A cyber security researcher claims to have found a method of hacking into satellite communication systems of passenger planes. Ruben Santamarta, a consultant with IOactive, is scheduled to reveal the details of his discovery at the Black Hat conference in Las Vegas this week. If he is right, it could spur a complete review of aircraft security.
The hack would allow attackers to use a plane’s onboard entertainment system or WiFi signal to gain access to avionics. Which could potentially used for disrupting navigation; although this means that the hacker would have to be onboard the plane in order to perpetrate the attack.
Santamarta also admitted that his research was conducted in a controlled environment, and he is unsure if it will be applicable in the real world.
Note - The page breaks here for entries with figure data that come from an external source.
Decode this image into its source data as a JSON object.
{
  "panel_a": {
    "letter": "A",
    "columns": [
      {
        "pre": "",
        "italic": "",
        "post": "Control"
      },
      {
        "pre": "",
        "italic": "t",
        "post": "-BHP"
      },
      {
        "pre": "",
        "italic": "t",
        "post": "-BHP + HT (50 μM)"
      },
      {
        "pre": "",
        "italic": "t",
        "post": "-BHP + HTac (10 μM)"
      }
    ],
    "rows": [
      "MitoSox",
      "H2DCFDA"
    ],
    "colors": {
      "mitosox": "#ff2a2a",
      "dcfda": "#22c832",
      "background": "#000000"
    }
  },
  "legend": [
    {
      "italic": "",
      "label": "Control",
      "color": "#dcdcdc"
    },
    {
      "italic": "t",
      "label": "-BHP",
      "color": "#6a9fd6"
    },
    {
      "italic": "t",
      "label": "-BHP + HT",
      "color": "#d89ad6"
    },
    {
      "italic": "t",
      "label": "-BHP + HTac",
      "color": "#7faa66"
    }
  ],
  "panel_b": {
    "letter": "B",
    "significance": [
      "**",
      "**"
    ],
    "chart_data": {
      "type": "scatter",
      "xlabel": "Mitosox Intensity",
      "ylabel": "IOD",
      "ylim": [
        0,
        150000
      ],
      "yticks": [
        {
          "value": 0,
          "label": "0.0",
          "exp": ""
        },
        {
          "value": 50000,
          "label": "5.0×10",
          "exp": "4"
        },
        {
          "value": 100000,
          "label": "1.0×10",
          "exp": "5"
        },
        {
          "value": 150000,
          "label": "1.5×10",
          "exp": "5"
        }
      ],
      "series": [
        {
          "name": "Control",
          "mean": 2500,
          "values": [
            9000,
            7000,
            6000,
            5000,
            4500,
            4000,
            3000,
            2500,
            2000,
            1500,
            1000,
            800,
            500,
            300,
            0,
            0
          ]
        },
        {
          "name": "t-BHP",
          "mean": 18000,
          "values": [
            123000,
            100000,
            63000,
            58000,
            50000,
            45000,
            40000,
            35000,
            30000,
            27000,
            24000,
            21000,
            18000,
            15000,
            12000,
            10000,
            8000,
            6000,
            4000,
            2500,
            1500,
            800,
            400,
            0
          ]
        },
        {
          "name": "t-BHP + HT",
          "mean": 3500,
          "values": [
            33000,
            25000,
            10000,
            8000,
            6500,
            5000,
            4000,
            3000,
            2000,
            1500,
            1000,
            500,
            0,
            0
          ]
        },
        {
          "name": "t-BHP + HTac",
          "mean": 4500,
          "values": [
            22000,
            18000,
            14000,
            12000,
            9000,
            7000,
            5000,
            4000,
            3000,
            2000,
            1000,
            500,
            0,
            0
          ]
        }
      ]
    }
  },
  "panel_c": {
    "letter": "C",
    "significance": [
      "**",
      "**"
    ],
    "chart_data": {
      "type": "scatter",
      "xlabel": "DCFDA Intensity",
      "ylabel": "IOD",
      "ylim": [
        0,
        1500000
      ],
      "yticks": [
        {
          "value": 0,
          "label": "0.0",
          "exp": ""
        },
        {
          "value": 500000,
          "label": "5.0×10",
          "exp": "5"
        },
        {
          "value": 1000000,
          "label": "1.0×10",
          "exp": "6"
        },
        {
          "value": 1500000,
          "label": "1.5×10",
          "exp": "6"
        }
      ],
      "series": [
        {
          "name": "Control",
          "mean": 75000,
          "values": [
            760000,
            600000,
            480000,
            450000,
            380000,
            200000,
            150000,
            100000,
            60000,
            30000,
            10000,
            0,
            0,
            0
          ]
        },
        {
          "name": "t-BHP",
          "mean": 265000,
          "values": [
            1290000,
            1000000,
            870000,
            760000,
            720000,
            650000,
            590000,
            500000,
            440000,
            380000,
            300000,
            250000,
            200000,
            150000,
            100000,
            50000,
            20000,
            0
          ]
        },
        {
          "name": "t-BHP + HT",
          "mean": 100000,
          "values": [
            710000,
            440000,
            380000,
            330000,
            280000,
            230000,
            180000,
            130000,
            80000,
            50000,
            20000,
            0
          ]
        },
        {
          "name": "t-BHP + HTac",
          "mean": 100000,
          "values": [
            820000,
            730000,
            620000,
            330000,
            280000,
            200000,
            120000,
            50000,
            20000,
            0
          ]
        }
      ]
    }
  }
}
Representatives of Cobham Plc, Harris Corp, EchoStar Corp’s Hughes Network Systems, Iridium Communications Inc and Japan Radio Co Ltd – manufacturers of the affected systems – have verified some of the work, but were keen on downplaying the risks involved.
Cobham explained that an individual would need physical access to the hardware to gain full control of the satellite communications. The manufacturer claims that it is just not possible to interfere with critical systems through WiFi. Other affected manufacturers were not as forthcoming with their dismissals of the vulnerability claims; especially Japan Radio who declined to comment on the grounds that the details of the hack are not yet public. Santamarta, however, intends for his work to raise awareness about how open in-flight systems are and spur the aviation industry to change it.